When you have clinicians talking positively about how technology is helping them, “you know you’ve cracked it”, he says.

“I often start by saying, ‘What’s the problem we’re trying to fix?’ What you find in the NHS is people saying they need a new bit of IT without really working out what that IT needs to do.

“So you give them some IT, and suddenly the IT becomes the problem because it’s not really fixing the problem they had. Quite often, you give them a spanner when what they really needed was a screwdriver.”

This is where engaging with clinicians is so important. If you get the clinical team involved in an open and inclusive conversation with the “technical people” from the start, it’s much easier to come up with a solution that’s appropriate.  

Board-level buy-in

Another key factor in North Tees’ success is board-level buy-in. “Fundamentally, you need somebody with quite a strong voice at the board or executive level of the organisation,” says Evans, who is also the trust’s senior information risk owner.

“It’s on my head to make sure we manage our information assets and the information flows in accordance with policy and legislation. That’s fundamental. It’s also critical to have the full support of a board, primarily the CEO and the chairman, and I have absolute support from those individuals within my trust.”

The importance of digital and keeping your systems up to date most definitely hit home following the WannaCry cyber attack last year.

The reason so many of the organisations were unable to manage the cyber attack was because they were running on unwarranted or out-of-date legacy systems, says Evans.  

“This is a journey, it doesn’t just happen, and we won’t get everything right first time.

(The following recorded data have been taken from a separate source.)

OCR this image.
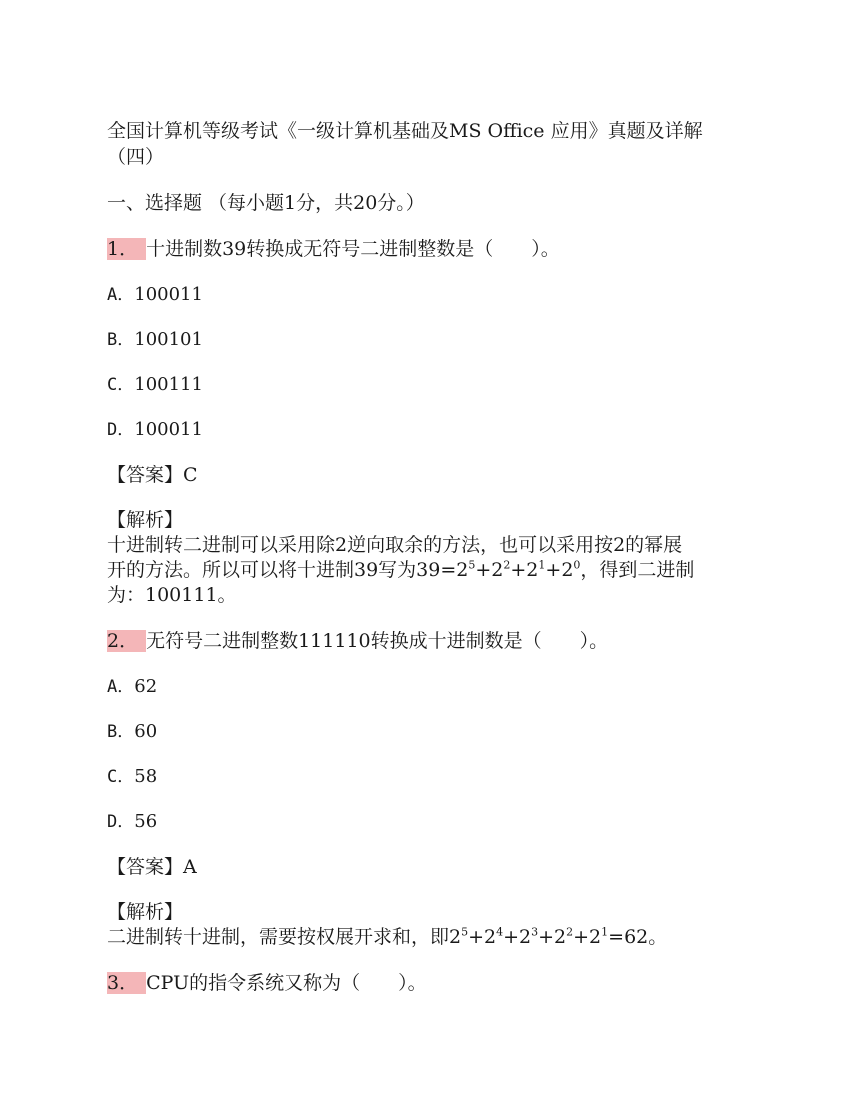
全国计算机等级考试《一级计算机基础及MS Office 应用》真题及详解（四）

一、选择题 （每小题1分，共20分。）

1． 十进制数39转换成无符号二进制整数是（　　）。

A．100011

B．100101

C．100111

D．100011

【答案】C

【解析】

十进制转二进制可以采用除2逆向取余的方法，也可以采用按2的幂展
开的方法。所以可以将十进制39写为$39=2^5+2^2+2^1+2^0$，得到二进制
为：100111。

2． 无符号二进制整数111110转换成十进制数是（　　）。

A．62

B．60

C．58

D．56

【答案】A

【解析】

二进制转十进制，需要按权展开求和，即$2^5+2^4+2^3+2^2+2^1=62$。

3． CPU的指令系统又称为（　　）。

I’m a firm believer that if we continually try to deliver perfection, we won’t do much at all”
Graham Evans, North Tees and Hartlepool NHS Foundation Trust

“So the strapline I use in this regard is: ‘Technology is not about the cost of doing business, it’s a strategic investment’.”

Avoid perfection

Another key factor to success is to make sure you’re aware that you’re never finished. It’s a journey, it doesn’t happen overnight and you have to be agile as technology and patients’ needs continue to evolve.

“This is a journey, it doesn’t just happen, and we won’t get everything right first time. I’m a firm believer that if we continually try to deliver perfection, we won’t do much at all,” Evans says.

“So let’s do things that are good and can then be improved on towards perfection, rather than saying we can’t do anything until it’s perfect. If we take that approach, we’ll never do anything.”